Enedina recuerda la lección que Lázaro le repite a diario a ella y a sus hijos cuando salen –Nunca se opongan a un asalto ni miren de frente al ladrón–, pero actúa en contrario: mira a su agresor. Su juventud la hace pensar en Jerry y eso le da confianza para suplicarle al desconocido que no se lleve las bolsas, para explicarle lo que tendrá que pagar si no las entrega en el taller en donde tampoco le darán el dinero por el trabajo hecho.
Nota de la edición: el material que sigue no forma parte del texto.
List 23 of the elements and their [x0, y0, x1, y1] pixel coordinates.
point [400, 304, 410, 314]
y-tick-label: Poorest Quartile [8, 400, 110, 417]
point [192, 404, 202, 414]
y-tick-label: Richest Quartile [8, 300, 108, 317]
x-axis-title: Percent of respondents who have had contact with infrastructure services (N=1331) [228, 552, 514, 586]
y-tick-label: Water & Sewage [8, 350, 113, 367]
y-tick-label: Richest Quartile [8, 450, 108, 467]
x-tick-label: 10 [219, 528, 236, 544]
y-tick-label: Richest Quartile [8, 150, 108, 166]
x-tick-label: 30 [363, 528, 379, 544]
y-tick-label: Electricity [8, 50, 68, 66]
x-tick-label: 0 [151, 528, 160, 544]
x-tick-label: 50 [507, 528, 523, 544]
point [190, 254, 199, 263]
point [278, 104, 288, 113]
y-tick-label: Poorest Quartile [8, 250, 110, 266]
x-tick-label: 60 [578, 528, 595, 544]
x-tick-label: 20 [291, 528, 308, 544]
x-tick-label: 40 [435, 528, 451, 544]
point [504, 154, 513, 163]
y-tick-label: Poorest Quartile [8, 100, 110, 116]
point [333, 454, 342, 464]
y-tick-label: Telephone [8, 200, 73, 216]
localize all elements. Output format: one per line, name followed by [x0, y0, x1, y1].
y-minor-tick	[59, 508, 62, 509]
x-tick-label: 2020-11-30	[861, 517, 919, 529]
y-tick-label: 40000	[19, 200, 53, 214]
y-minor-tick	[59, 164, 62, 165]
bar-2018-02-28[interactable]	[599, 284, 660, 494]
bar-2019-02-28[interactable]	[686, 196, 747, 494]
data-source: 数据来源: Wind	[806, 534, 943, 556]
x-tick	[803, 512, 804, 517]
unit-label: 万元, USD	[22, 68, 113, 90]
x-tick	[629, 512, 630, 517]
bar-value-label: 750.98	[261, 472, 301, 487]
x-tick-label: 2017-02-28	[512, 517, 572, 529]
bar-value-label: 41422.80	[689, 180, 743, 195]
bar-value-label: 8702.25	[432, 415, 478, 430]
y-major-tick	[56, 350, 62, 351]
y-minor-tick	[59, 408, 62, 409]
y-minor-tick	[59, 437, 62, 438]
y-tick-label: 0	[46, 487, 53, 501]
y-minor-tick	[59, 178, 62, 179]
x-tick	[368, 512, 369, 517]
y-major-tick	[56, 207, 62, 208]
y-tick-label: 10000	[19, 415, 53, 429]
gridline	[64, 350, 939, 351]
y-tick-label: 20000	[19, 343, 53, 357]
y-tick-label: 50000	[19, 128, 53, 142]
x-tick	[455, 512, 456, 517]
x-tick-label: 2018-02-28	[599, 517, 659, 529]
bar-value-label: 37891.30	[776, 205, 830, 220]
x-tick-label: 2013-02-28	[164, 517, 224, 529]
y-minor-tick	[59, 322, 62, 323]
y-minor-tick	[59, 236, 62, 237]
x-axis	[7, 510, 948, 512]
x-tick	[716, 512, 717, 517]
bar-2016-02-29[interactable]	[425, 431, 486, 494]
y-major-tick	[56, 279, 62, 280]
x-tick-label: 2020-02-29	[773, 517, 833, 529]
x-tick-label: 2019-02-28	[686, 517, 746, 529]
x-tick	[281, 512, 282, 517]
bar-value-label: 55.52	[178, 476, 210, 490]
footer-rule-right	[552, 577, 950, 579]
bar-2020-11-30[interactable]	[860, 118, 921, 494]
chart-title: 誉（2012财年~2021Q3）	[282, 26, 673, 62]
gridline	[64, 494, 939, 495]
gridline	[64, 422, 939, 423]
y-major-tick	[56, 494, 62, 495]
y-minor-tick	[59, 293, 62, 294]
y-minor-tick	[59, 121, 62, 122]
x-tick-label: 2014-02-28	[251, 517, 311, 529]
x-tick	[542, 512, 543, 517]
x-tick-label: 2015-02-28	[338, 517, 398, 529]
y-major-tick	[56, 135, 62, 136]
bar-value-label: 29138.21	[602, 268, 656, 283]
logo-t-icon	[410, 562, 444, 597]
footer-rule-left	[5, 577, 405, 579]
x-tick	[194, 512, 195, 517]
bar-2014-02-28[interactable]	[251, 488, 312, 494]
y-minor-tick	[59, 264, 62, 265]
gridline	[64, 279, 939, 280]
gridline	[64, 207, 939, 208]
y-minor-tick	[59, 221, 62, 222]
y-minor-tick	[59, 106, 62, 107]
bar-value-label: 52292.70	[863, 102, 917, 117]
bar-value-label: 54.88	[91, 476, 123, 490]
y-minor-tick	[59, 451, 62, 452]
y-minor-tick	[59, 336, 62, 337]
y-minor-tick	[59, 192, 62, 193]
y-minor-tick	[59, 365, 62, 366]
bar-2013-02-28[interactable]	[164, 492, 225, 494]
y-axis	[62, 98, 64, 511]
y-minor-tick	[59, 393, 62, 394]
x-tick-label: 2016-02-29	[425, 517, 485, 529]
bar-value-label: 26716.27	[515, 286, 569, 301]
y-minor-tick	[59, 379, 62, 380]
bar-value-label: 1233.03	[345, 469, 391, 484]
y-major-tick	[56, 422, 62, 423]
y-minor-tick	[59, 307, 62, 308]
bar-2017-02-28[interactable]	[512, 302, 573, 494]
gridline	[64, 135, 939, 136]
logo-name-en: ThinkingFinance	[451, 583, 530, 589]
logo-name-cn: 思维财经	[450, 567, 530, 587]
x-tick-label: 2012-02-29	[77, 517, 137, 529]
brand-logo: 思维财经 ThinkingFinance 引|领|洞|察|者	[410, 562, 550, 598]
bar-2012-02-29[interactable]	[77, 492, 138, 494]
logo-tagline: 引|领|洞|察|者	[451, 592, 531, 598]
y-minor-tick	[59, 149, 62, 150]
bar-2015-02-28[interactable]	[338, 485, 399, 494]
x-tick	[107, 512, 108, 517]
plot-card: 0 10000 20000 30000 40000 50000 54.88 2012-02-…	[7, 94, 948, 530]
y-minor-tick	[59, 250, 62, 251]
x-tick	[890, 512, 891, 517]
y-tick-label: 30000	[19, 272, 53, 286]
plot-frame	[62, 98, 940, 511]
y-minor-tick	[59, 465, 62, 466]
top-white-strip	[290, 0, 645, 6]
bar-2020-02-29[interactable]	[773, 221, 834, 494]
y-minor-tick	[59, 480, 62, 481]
El asaltante mira nervioso en todas direcciones y después le ordena que le entregue su esclava y todo lo que traiga. Enedina saca el monedero que lleva en el seno. El ladrón le hace una seña para que lo arroje al suelo y haga lo mismo con la esclava que adorna su muñeca. Enedina la cubre con su mano derecha y le confiesa: No es de oro. Me la regaló mi esposo. El hombre no cede. Con movimientos más desordenados le indica a su víctima que tire al suelo la joya falsa.

En cuanto ve cumplida su orden, el ratero se guarda la pistola en la pretina del pantalón y se apresura recoger el botín. Enedina hace un último intento de conmoverlo: Y ahora qué voy a hacer. Me quitaste todo. Déjame algo siquiera. El ladrón le responde en voz muy baja: Te dejé la vida. ¿Qué más quieres?

Enedina lo mira alejarse tranquilamente, balanceando las bolsas, rumbo a la avenida donde aborda con agilidad un microbús. Quien lo haya visto pensará que se trata de un deportista y no de un ladrón. Sólo al murmurar esa palabra se da cuenta del peligro en que estuvo y siente pánico, la boca seca, las rodillas débiles. Para no caer vuelve a sentarse en el columpio. Se aferra a las cadenas que lo sostienen y se impulsa cada vez más fuerte, mirando al cielo con la esperanza de encontrar a Dios.